Die Frauen der Macht
Historische Romane haben den Harem oft zu einem Ort passiver Schönheit verfremdet. Die Realität war komplexer: Bildung, Intrige, Fürsprache und Schirmherrschaft über Bildungseinrichtungen und Moscheen zählten zum Alltag einflussreicher Haremsbewohnnerinnen. Hürrem Sultan – Roxelana –, die Ehefrau Süleymans, konnte sogar Schreiben und war brieflich mit Monarchen ganz Europas in Kontakt.
Die Sultansmütter führten nach dem Tod ihres Sohnes die Staatsgeschäfte mit, setzten Großwesire ein und ab und hatten direkten Einfluss auf außenpolitische Entscheidungen – eine Periode, die Historiker als „Sultanat der Frauen" bezeichnen.

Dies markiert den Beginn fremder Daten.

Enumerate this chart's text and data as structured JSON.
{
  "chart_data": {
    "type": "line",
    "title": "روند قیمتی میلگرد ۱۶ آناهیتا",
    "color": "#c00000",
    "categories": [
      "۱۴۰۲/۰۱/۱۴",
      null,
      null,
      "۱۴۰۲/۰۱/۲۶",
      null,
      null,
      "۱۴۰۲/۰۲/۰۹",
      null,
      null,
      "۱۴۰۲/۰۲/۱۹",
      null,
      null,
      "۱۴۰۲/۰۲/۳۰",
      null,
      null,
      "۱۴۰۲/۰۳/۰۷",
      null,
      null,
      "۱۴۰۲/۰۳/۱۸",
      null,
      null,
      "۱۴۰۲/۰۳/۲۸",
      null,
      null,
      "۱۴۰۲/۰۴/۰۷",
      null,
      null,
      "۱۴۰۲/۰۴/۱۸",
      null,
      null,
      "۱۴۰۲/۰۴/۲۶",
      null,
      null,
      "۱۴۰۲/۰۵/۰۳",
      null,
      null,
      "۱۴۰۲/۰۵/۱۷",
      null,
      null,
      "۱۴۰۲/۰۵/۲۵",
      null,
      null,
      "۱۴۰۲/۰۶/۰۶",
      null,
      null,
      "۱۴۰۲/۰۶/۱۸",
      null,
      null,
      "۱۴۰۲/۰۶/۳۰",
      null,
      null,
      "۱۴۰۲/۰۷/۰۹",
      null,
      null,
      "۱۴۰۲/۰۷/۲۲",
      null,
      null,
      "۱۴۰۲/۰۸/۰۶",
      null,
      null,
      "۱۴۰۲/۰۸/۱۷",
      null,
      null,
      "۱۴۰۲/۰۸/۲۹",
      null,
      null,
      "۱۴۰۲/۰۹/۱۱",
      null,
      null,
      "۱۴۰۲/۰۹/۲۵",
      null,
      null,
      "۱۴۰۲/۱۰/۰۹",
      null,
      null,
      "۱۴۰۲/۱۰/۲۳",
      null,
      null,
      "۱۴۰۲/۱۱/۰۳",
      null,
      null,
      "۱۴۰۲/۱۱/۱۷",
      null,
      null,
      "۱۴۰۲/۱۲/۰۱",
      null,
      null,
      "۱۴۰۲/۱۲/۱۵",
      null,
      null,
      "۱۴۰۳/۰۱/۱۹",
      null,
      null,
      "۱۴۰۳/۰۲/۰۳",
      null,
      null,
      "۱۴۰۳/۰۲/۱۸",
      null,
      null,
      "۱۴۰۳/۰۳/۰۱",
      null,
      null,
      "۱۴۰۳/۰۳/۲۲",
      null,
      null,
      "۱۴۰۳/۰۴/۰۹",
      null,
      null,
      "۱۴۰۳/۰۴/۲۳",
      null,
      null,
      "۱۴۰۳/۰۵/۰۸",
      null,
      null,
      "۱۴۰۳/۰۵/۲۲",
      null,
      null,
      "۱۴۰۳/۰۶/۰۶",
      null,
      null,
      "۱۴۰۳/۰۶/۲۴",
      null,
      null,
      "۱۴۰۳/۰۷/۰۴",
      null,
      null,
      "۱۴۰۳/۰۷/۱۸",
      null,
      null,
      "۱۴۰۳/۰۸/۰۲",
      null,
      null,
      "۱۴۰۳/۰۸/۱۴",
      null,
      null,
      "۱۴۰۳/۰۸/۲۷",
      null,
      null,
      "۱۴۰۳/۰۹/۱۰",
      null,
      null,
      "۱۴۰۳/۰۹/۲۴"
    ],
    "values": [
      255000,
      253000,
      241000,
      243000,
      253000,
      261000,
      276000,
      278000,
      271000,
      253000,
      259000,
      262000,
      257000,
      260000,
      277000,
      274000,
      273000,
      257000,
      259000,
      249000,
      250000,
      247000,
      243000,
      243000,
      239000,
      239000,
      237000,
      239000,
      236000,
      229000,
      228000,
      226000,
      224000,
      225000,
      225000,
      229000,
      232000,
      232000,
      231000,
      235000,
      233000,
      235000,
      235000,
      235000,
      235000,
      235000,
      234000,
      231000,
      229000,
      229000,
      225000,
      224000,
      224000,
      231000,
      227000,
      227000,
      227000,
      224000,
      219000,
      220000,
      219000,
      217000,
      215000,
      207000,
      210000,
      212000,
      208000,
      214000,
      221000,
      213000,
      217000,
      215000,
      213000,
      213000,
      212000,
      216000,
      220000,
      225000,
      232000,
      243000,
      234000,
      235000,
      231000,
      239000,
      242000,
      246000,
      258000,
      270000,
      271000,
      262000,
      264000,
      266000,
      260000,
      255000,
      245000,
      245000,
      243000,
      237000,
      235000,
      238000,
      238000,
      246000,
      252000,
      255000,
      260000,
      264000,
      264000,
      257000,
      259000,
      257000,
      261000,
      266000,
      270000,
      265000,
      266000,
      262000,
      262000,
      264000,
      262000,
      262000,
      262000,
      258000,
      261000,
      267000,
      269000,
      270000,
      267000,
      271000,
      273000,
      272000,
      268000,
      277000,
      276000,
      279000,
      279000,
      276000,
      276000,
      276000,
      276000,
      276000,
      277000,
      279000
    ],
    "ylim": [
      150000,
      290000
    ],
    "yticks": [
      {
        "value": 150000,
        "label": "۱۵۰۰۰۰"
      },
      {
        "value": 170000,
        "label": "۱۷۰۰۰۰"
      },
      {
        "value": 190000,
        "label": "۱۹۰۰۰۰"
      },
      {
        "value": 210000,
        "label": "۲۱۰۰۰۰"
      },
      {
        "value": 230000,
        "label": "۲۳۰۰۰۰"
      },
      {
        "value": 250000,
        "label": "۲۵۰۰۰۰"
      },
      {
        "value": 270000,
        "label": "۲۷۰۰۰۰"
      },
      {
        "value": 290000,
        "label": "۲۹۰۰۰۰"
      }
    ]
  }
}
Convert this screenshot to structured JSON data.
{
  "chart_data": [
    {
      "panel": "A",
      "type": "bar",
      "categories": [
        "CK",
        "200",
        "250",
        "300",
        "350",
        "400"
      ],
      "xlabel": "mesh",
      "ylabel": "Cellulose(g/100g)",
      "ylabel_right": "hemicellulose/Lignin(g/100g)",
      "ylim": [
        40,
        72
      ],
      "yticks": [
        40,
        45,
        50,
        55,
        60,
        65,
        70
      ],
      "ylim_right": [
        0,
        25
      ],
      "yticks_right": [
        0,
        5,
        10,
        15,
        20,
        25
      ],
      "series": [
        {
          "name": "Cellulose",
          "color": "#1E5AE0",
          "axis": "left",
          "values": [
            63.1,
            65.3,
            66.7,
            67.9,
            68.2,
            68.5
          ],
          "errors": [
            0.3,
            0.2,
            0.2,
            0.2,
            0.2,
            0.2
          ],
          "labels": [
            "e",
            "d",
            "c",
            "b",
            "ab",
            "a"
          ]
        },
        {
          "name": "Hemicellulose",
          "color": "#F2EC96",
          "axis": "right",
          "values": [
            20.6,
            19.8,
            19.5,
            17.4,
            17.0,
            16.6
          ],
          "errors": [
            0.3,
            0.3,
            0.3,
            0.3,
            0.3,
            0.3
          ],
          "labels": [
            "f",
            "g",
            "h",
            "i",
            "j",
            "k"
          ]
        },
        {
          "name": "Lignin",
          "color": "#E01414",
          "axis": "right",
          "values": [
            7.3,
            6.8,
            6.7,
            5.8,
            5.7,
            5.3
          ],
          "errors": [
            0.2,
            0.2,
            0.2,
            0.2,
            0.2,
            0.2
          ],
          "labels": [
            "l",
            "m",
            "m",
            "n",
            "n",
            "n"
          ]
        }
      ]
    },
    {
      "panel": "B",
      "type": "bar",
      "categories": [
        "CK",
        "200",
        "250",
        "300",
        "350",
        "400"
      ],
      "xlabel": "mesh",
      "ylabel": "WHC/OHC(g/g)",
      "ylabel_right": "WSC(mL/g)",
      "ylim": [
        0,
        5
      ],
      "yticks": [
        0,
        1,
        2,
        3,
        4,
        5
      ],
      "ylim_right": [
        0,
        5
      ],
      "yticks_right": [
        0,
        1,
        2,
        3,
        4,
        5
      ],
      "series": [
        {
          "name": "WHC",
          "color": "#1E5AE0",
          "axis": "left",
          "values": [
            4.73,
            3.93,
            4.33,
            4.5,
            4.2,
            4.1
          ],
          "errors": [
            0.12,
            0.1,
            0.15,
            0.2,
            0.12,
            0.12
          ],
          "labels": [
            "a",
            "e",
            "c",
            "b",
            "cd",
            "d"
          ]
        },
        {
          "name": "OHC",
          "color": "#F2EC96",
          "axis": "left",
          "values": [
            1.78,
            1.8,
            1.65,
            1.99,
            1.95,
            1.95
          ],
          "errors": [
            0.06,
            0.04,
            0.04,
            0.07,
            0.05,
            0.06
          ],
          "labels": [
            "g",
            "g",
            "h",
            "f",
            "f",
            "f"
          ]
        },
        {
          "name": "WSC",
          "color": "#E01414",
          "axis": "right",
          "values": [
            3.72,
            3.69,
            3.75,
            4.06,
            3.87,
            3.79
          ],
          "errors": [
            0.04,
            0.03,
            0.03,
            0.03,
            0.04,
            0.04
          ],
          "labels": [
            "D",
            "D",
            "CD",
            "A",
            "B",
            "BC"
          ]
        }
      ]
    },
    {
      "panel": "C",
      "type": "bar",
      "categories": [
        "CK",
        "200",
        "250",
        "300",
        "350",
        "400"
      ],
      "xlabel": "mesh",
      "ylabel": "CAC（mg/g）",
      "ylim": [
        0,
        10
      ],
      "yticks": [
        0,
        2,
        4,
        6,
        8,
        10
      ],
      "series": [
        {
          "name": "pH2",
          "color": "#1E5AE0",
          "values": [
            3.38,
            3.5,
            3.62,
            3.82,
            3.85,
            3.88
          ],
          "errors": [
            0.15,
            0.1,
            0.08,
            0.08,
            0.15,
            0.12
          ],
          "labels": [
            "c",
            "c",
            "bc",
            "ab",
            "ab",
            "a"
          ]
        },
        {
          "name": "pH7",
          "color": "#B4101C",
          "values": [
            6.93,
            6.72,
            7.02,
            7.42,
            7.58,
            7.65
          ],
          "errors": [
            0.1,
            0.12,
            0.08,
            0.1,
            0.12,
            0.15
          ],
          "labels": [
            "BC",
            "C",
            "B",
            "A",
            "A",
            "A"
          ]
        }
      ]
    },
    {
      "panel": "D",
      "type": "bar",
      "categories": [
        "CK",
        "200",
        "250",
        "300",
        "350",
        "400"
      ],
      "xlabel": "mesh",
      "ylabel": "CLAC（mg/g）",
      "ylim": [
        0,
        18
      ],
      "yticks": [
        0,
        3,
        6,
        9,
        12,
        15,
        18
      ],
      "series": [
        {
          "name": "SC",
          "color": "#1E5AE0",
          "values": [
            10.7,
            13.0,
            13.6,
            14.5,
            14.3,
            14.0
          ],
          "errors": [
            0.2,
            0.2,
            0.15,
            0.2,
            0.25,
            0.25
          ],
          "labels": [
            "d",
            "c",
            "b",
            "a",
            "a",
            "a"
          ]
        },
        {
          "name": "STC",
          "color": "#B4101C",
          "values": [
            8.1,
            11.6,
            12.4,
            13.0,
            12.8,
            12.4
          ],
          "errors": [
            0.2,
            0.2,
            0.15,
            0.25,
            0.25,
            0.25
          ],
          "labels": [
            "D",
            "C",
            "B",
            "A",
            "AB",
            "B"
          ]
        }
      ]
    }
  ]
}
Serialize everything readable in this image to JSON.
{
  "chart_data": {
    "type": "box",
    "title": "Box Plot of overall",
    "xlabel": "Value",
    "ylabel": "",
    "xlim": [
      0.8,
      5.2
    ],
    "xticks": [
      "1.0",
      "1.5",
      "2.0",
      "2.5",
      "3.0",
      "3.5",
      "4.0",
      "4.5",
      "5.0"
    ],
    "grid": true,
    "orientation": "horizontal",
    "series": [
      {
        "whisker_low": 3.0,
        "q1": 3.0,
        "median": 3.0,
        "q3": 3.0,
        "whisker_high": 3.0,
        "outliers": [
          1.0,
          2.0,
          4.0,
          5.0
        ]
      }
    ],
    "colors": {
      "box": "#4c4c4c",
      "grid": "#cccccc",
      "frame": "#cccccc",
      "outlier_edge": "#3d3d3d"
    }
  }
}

Wissenswertes vor dem Besuch
- Für den Besuch des Harems ist ein separates Eintrittticket erforderlich.
- Der Harem ist dienstags geschlossen wie der gesamte Palast.
- Fotografieren ist erlaubt, Blitzlicht ist jedoch verboten.
- Von den über 300 Räumen sind derzeit ca. 40 für das Publikum zugänglich.
- Audioguides in Deutsch sind vor Ort leihbar und sehr empfehlenswert.